The Scottish Premiership (referred to as the Tennents Premiership for sponsorship reasons) is the highest level of amateur league competition for Scottish rugby union clubs. First held in 1973, it is the top division of the Scottish League Championship. The most recent (2023) champions are Hawick who are also the most successful club who have won the competition thirteen times.

Ten clubs contest the league, with the bottom club relegated to the Scottish National League Division One and second-bottom club involved in a play-off.

The top level of club rugby in Scotland are the two professional teams – Glasgow Warriors and Edinburgh Rugby – that play in the United Rugby Championship. They assign their players to the clubs below in a Pro-Draft; so that they can still play when not used by the professional sides. From season 2019–20 a semi-professional championship in Scotland, known as the Super 6, was introduced – its teams no longer taken part in the Premiership competition. The Super 6 format is intended to bridge the gap between the amateur grade and the professional United Rugby Championship teams.

History

Up to season 1972–73, Scotland's rugby union clubs participated in what was known as the Scottish Unofficial Championship. It provided very unbalanced competition: some clubs played more fixtures than others and some fixture lists provided stiffer opposition than others. The resulting league table at the end of each season gave a very unbalanced and difficult-to-comprehend set of results.

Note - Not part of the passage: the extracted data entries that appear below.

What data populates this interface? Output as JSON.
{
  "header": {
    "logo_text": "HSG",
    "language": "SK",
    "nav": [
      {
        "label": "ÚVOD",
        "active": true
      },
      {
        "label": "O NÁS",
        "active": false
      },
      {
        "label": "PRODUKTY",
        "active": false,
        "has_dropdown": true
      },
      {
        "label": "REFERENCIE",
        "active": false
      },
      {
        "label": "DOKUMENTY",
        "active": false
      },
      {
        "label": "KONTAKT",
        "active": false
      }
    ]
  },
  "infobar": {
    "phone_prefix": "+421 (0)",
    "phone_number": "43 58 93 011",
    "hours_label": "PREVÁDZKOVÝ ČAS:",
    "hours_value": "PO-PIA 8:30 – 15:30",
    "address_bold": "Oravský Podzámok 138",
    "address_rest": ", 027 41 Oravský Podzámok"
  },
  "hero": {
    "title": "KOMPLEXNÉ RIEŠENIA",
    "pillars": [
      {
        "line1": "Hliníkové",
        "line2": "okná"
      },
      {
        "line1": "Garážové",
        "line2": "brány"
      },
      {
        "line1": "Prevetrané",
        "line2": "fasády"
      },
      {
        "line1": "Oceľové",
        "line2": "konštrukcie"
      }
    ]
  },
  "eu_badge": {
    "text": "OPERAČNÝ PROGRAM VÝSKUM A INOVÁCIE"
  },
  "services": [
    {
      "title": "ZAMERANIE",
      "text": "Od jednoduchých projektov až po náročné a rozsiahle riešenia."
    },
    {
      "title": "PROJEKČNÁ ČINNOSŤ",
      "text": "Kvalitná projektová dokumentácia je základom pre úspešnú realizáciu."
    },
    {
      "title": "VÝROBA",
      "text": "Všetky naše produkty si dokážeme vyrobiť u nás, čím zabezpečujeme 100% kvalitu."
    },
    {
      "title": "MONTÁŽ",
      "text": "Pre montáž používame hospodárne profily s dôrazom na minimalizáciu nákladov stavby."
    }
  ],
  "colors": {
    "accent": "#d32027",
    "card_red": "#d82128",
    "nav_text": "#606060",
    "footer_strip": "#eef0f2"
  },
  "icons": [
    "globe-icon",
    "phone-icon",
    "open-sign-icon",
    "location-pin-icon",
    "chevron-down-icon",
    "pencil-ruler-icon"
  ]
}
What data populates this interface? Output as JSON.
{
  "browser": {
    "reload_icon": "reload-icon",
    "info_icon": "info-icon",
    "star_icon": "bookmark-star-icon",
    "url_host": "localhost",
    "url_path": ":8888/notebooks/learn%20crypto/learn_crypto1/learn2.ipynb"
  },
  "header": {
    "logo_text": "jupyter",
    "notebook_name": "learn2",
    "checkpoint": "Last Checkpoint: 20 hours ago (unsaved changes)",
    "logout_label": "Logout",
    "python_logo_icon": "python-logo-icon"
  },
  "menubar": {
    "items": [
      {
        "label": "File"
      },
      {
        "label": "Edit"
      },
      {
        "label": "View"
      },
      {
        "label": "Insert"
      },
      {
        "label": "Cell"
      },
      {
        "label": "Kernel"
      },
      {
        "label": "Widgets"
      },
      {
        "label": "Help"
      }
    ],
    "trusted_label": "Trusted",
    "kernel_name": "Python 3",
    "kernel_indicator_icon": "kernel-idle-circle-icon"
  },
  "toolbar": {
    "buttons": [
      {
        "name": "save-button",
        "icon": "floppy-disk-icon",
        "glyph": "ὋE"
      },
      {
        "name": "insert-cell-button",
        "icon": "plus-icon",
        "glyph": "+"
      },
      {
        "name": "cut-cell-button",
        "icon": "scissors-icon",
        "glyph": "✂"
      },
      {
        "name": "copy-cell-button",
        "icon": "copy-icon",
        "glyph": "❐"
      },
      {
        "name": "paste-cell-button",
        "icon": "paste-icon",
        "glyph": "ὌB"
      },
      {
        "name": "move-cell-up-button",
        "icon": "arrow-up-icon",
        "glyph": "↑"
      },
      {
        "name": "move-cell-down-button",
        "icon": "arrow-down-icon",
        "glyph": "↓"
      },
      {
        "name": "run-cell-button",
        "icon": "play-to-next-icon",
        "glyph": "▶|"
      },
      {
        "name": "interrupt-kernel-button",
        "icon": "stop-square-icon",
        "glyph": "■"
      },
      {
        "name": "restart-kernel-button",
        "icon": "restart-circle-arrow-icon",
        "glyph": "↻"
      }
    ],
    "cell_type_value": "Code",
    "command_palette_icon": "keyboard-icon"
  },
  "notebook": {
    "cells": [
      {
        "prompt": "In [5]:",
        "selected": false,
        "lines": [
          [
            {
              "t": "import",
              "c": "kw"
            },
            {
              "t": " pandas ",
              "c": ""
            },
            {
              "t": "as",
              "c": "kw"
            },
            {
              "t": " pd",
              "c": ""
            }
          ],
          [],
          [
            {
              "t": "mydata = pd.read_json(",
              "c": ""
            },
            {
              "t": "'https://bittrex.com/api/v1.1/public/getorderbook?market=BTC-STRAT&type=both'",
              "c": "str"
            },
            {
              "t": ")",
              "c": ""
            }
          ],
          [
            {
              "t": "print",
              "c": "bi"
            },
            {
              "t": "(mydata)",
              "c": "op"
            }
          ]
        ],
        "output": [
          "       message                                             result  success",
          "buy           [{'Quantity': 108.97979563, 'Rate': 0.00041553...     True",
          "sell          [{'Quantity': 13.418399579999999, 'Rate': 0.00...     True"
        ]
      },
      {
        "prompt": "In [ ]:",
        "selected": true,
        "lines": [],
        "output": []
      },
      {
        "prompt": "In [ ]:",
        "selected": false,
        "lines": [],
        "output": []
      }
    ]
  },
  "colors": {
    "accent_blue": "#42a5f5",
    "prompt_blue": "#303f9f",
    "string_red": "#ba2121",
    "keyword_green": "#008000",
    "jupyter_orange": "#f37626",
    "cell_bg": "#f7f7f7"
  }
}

Starting in season 1973–74, the Scottish Rugby Union organised the full member clubs into six leagues. This suited some of the 'open' clubs but many of the older former pupils clubs found it difficult to compete successfully and were forced into going 'open' themselves to try to recruit some of the better players. Those that didn't declined. Open clubs kept their old FP or Academical name, and still played on grounds owned by the schools. In the first 14 seasons of league rugby the Division I championship was won by Hawick on ten occasions.

One consequence was soon apparent: fewer players were selected from English clubs to represent Scotland. For the first time since before the First World War, the domestic game was producing an adequate number of players of genuine international class.[] Though the SRU's administrators were often seen as backward looking,[] Scotland had a national league before England, Wales or Ireland.

Heriot's FP became the first city club to win the championship, they had already attracted "outsiders"; their leading try-scorer was Bill Gammell, a Fettesian already capped for the Scotland national rugby union team while playing for Edinburgh Wanderers. League rugby drew the crowds, and the 20 years that followed its introduction were the best in the history of Scottish club rugby.[] In that period the title of champions rarely went out of the Borders: with Hawick, Gala and Melrose enjoying long periods of ascendancy. Recently, however, the Borders domination has faded and Glasgow Hawks won the title three times in successive years between 2003 and 2004 and 2005–06.

Since the advent of the leagues, the Scottish Rugby Union and its member clubs have re-organised the competition several times, usually to change the number of teams.

The top Scottish clubs qualified to the British and Irish Cup from 2009 to 2014.